Thanks for your help

Mick
 
Hi Scuba Mouse.

Love it,,:bounce1

Anyways, If the wire is long enough you can wire it directly to battery with an inline fuse.:nenau

Maplin may be able to help with a "cheap" in ear mono headset.:thumb2 I had one for my SP111. The type PC plod has over his ear. :mmmm Cost about £3.95. I needed n adapter tho, for the jack,:tears.

Confused,,

HTH
Pat.
 
Alternatively, still from Maplins, make up your own twin speaker in helmet headset that doesn't try to rip your ear off every time you remove your lid. See my post (#5) on this thread, cost about £14 all in inc. P&P when ordered off their web site. If you can wield a soldering iron without burning yourself then it isn't a hard job.

I previously used one of those Maplin over the ear jobbies and it was difficult to get my lid on without dislodging it, even a little, which vastly reduced it's effectiveness. The solution above is always there and aligned with my lug 'oles.
 
You need a lead like this:

bike2610.gif


A few quid from your Garmin dealer.

Greg
 
are the other needed
I'm assuming here that your 2610 came with the auto power lead. If you have four wires showing then I suspect it was cut away from its previous application. The power lead for my Quest has four wires running its entire length (discovered when putting in a QD connector) two of which are trimmed to the insulation at the battery end. ISTR that they were brown and green in my case and after much procrastination I concluded that they were for the audio feed going to the jack which is spliced in near the GPS end and redundant/disconnected 'south' of that. I insulated and ignored them, everything works as it should. Re. the remaining two; Red was positive, black negative in my case.
 
I'm assuming here that your 2610 came with the auto power lead. If you have four wires showing then I suspect it was cut away from its previous application. The power lead for my Quest has four wires running its entire length (discovered when putting in a QD connector) two of which are trimmed to the insulation at the battery end. ISTR that they were brown and green in my case and after much procrastination I concluded that they were for the audio feed going to the jack which is spliced in near the GPS end and redundant/disconnected 'south' of that. I insulated and ignored them, everything works as it should. Re. the remaining two; Red was positive, black negative in my case.
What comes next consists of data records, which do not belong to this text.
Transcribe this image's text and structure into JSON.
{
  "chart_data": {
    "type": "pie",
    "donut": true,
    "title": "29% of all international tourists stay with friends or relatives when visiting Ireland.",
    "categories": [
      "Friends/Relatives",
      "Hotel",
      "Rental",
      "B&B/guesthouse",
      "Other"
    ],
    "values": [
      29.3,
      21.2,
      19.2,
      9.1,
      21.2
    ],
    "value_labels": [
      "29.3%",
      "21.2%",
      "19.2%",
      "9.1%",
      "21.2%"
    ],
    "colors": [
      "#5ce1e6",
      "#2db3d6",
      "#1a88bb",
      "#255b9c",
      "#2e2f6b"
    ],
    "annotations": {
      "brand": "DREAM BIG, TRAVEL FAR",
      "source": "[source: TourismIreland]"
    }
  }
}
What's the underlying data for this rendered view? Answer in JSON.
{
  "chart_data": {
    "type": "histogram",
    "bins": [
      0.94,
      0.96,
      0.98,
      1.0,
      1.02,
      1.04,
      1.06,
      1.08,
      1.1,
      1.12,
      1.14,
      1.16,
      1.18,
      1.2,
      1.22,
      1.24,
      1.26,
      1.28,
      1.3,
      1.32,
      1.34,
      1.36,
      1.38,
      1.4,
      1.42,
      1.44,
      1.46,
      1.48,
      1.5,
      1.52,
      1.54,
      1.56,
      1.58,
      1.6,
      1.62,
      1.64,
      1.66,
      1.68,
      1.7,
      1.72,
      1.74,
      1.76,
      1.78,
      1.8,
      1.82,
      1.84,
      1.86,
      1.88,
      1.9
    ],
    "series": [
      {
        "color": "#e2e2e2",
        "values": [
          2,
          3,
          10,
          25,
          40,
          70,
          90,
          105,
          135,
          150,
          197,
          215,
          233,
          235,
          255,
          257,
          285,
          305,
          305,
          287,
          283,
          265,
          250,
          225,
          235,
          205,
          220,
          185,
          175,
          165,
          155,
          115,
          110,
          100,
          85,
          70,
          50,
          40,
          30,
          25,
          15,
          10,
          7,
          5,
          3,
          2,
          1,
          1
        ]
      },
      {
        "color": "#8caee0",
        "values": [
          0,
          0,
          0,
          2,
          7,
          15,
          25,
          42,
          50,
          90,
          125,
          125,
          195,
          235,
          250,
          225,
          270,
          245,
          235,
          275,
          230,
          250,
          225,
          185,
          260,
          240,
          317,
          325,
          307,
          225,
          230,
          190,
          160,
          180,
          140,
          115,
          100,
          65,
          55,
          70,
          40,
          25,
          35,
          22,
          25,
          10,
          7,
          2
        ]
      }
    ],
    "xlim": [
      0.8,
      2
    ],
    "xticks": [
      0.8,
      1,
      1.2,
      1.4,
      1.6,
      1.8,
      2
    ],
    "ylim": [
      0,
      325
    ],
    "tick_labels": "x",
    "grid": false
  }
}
Yes its has the red and black and two theres with a 3.5mm jack plug up by the conection into the unit.

will insulate the others then

Thanks for all the help

Mick
 
If you have four wires showing then I suspect it was cut away from its previous application. The power lead for my Quest has four wires running its entire length (discovered when putting in a QD connector) two of which are trimmed to the insulation at the battery end.

The Garmin 2610 bike power lead is supplied that way...........
 
I reckon your best bet is the suggestion by Greg up there.^^^ It has an audio jack and all you need is a decent(ish) set of speakers in your helmet.:eek:

Pat
 
My Garmin is powered from from a Optimiser lead. Have done this on previous bikes, run optimised lead up to handle bar end, then with power lead supplied for Garmin wire it onto male end of optimiser lead and just plug in. When you take the unit off just unplug the power supply and it already has in line fuse--works for me a 3 mates all done same.